Eine Gemeinde muss Gefahrenstellen bei Glatteis öfter streuen. Versäumt sie diese Pflicht, haftet sie für Glatteisunfälle. Das geht aus einem Urteil des Oberlandesgerichts Hamm hervor, wie der Deutsche Anwaltverein in Berlin berichtet.

dpa/gms HAMM/BERLIN. Eine Gemeinde muss Gefahrenstellen bei Glatteis öfter streuen. Versäumt sie diese Pflicht, haftet sie für Glatteisunfälle. Das geht aus einem Urteil des Oberlandesgerichts Hamm hervor, wie der Deutsche Anwaltverein in Berlin berichtet.

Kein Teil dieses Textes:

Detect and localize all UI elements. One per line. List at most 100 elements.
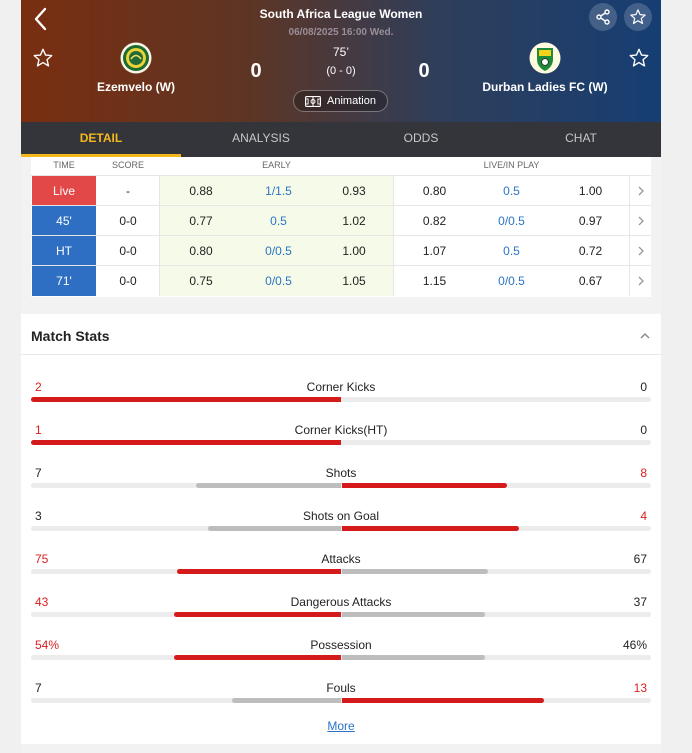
home-stat-bar	[31, 397, 341, 402]
tab-bar: DETAIL ANALYSIS ODDS CHAT	[21, 122, 661, 157]
chevron-up-icon[interactable]	[637, 328, 653, 344]
odds-row[interactable]: 45' 0-0 0.77 0.5 1.02 0.82 0/0.5 0.97	[31, 205, 651, 236]
stat-name: Fouls	[326, 681, 356, 695]
animation-button[interactable]: Animation	[293, 90, 388, 112]
early-away-odds: 1.00	[342, 244, 366, 258]
early-handicap: 0/0.5	[265, 244, 292, 258]
stat-row: 54% Possession 46%	[31, 638, 651, 668]
live-home-odds: 1.15	[422, 274, 447, 288]
stat-name: Shots	[325, 466, 357, 480]
home-stat-value: 75	[35, 552, 49, 566]
away-stat-value: 4	[640, 509, 647, 523]
home-stat-value: 2	[35, 380, 42, 394]
col-time: TIME	[53, 160, 75, 170]
away-team-star-icon[interactable]	[628, 47, 650, 69]
tab-analysis[interactable]: ANALYSIS	[232, 131, 290, 145]
chevron-right-icon[interactable]	[629, 206, 651, 236]
tab-odds[interactable]: ODDS	[403, 131, 439, 145]
odds-row[interactable]: HT 0-0 0.80 0/0.5 1.00 1.07 0.5 0.72	[31, 235, 651, 266]
league-name: South Africa League Women	[259, 7, 423, 21]
away-stat-value: 13	[633, 681, 647, 695]
odds-row[interactable]: Live - 0.88 1/1.5 0.93 0.80 0.5 1.00	[31, 175, 651, 206]
early-home-odds: 0.77	[189, 214, 213, 228]
away-score: 0	[418, 60, 430, 82]
stat-track	[31, 655, 651, 660]
chevron-right-icon[interactable]	[629, 266, 651, 296]
away-stat-value: 8	[640, 466, 647, 480]
away-stat-bar	[342, 526, 519, 531]
tab-detail[interactable]: DETAIL	[21, 122, 181, 157]
stat-track	[31, 397, 651, 402]
away-stat-bar	[342, 612, 485, 617]
stat-track	[31, 526, 651, 531]
live-home-odds: 1.07	[422, 244, 447, 258]
stat-row: 3 Shots on Goal 4	[31, 509, 651, 539]
match-stats-title: Match Stats	[31, 328, 110, 344]
live-away-odds: 0.97	[578, 214, 603, 228]
match-detail: South Africa League Women 06/08/2025 16:…	[21, 0, 661, 753]
match-stats-panel: Match Stats 2 Corner Kicks 0 1 Corner Kicks(…	[21, 314, 661, 744]
odds-table: TIME SCORE EARLY LIVE/IN PLAY Live - 0.88 1…	[31, 157, 651, 297]
odds-header: TIME SCORE EARLY LIVE/IN PLAY	[31, 157, 651, 175]
col-score: SCORE	[111, 160, 144, 170]
home-stat-bar	[174, 612, 341, 617]
away-stat-value: 37	[633, 595, 647, 609]
back-arrow-icon[interactable]	[29, 6, 53, 32]
home-stat-bar	[196, 483, 341, 488]
tab-chat[interactable]: CHAT	[565, 131, 597, 145]
away-team-name[interactable]: Durban Ladies FC (W)	[482, 80, 608, 94]
live-handicap: 0.5	[503, 244, 520, 258]
live-home-odds: 0.82	[422, 214, 447, 228]
odds-score: 0-0	[119, 214, 137, 228]
live-handicap: 0/0.5	[498, 214, 525, 228]
early-home-odds: 0.88	[189, 184, 213, 198]
home-stat-bar	[31, 440, 341, 445]
home-stat-value: 1	[35, 423, 42, 437]
share-button[interactable]	[589, 3, 617, 31]
early-away-odds: 1.02	[342, 214, 366, 228]
share-icon	[596, 9, 610, 25]
home-stat-value: 54%	[35, 638, 60, 652]
favorite-match-button[interactable]	[624, 3, 652, 31]
odds-score: 0-0	[119, 244, 137, 258]
chevron-right-icon[interactable]	[629, 176, 651, 206]
early-odds-bg	[159, 176, 394, 206]
away-stat-bar	[342, 698, 544, 703]
star-icon	[630, 9, 646, 25]
stat-track	[31, 612, 651, 617]
home-score: 0	[250, 60, 262, 82]
col-early: EARLY	[262, 160, 291, 170]
away-stat-value: 67	[633, 552, 647, 566]
odds-score: -	[126, 184, 130, 198]
stat-track	[31, 569, 651, 574]
home-team-name[interactable]: Ezemvelo (W)	[96, 80, 175, 94]
chevron-right-icon[interactable]	[629, 236, 651, 266]
stat-track	[31, 698, 651, 703]
home-stat-value: 7	[35, 466, 42, 480]
home-stat-bar	[174, 655, 341, 660]
stat-row: 7 Shots 8	[31, 466, 651, 496]
live-home-odds: 0.80	[422, 184, 447, 198]
more-stats-link[interactable]: More	[327, 719, 355, 733]
match-minute: 75’	[332, 45, 349, 59]
live-handicap: 0/0.5	[498, 274, 525, 288]
live-away-odds: 0.67	[578, 274, 603, 288]
odds-score: 0-0	[119, 274, 137, 288]
away-stat-bar	[342, 483, 507, 488]
odds-time-badge: Live	[32, 176, 96, 206]
divider	[21, 354, 661, 355]
home-team-star-icon[interactable]	[32, 47, 54, 69]
stat-row: 7 Fouls 13	[31, 681, 651, 711]
halftime-score: (0 - 0)	[326, 65, 356, 77]
stat-name: Possession	[310, 638, 372, 652]
home-stat-bar	[177, 569, 341, 574]
home-stat-value: 3	[35, 509, 42, 523]
home-stat-value: 7	[35, 681, 42, 695]
stat-track	[31, 440, 651, 445]
home-stat-value: 43	[35, 595, 49, 609]
match-datetime: 06/08/2025 16:00 Wed.	[288, 27, 394, 38]
odds-row[interactable]: 71' 0-0 0.75 0/0.5 1.05 1.15 0/0.5 0.67	[31, 265, 651, 296]
early-home-odds: 0.75	[189, 274, 213, 288]
pitch-icon	[305, 95, 321, 107]
early-home-odds: 0.80	[189, 244, 213, 258]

Den Autofahrer treffe aber eine erhebliche Mitschuld, wenn er zu schnell gefahren ist (Az.: neun U 169/04). In dem Fall kam ein Taxifahrer nachts auf einer Brücke wegen Glätte ins Schleudern und prallte gegen eine Laterne. Dabei verletzte er sich. Die Gemeinde hatte die Brücke zwar am Morgen gestreut, tagsüber verdünnte sich das Streusalz mit dem Schmelzwasser aber so sehr, dass es wirkungslos wurde. Der Taxifahrer bekam vom Gericht Schmerzensgeld zugesprochen. Die Gemeinde müsse zwar nicht rund um die Uhr streuen, jedoch bis etwa 22.00 Uhr, so das Gericht. Gefährliche Straßenstellen müssten zudem vorsorglich gestreut werden.